De rol van Alkmaarse gort in het leven van een natuurlijk reservoir
Perlowitz is zowel te vinden in stromende wateren als in vijvers en meren. Ze leven in ondiepe en diepe wateren. Voor gerst verdient zandige, slibrijke of gemengde grond de voorkeur. Ze kunnen zich vestigen op een rotsachtige bodem met de aanwezigheid van een laag slib, maar ze vermijden stroperig. Schelpdiersporen op de zachte bodem zijn zichtbaar en herkenbaar en lijken op groeven.
Een belangrijke factor bij de aanwezigheid van gerst is een goede zuurstofverzadiging van water.
Het zijn natuurlijke en uitstekende waterfilters, een groot exemplaar gaat dagelijks ongeveer veertig liter door zichzelf.
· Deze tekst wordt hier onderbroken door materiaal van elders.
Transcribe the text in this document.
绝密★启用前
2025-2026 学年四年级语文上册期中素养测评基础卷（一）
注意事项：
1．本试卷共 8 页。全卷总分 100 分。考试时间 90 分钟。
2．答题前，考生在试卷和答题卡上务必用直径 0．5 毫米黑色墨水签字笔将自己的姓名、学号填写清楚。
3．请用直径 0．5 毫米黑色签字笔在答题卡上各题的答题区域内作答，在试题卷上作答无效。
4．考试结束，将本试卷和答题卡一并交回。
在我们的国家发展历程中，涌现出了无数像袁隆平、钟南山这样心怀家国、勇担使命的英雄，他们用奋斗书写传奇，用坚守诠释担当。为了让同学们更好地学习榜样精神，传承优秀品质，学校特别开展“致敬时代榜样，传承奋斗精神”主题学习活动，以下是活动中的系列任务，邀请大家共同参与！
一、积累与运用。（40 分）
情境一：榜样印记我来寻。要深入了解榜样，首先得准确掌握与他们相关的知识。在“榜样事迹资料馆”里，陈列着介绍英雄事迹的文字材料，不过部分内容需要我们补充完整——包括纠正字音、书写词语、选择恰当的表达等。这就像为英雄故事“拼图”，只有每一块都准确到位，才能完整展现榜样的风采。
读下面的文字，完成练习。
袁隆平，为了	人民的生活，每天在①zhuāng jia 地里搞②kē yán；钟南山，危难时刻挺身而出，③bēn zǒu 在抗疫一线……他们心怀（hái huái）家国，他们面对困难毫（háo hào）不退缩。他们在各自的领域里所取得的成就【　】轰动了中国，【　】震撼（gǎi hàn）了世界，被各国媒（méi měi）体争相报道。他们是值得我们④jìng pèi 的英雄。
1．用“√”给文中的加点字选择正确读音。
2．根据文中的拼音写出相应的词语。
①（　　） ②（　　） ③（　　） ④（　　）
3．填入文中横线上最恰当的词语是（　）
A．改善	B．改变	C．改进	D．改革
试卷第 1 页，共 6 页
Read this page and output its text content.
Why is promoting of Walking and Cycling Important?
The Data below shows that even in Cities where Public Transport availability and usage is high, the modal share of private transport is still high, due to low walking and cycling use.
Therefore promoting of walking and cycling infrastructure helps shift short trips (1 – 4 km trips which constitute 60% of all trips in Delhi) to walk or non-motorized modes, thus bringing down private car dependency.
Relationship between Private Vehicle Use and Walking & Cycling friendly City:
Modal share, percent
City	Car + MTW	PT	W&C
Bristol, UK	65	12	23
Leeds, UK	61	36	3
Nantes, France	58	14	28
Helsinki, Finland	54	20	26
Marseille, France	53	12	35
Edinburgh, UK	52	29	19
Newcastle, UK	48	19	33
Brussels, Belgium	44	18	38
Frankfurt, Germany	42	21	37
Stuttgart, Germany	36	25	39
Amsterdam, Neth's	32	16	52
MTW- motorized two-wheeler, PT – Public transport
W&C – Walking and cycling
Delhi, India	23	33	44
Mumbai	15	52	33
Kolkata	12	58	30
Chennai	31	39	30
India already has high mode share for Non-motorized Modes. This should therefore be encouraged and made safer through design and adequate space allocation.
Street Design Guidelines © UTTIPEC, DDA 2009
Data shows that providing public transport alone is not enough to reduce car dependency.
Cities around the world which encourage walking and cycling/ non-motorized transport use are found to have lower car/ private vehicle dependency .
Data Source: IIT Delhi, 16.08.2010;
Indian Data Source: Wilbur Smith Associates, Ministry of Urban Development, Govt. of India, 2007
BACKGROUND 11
Gezien de overvloed aan weekdieren in waterlichamen, kan hun rol in dit proces niet worden overschat.
De parels hebben ook een bindend en verdichtend effect op het slib, omdat ze elk een zeer grote hoeveelheid slijm afgeven.
Parels in het aquarium
Ondanks hun uitstekende filtratie-eigenschappen en traagheid, beschouwen aquarianen weekdieren als parasieten.
De reden hiervoor wordt beschouwd als hunhet vermogen om talrijke nakomelingen voort te brengen die ten koste gaan van vele vissoorten. Ze veroorzaken niet veel schade, maar ze kunnen jeuk veroorzaken en de wens van de vissen om tegen voorwerpen te wrijven, wat vaak leidt tot huidletsel.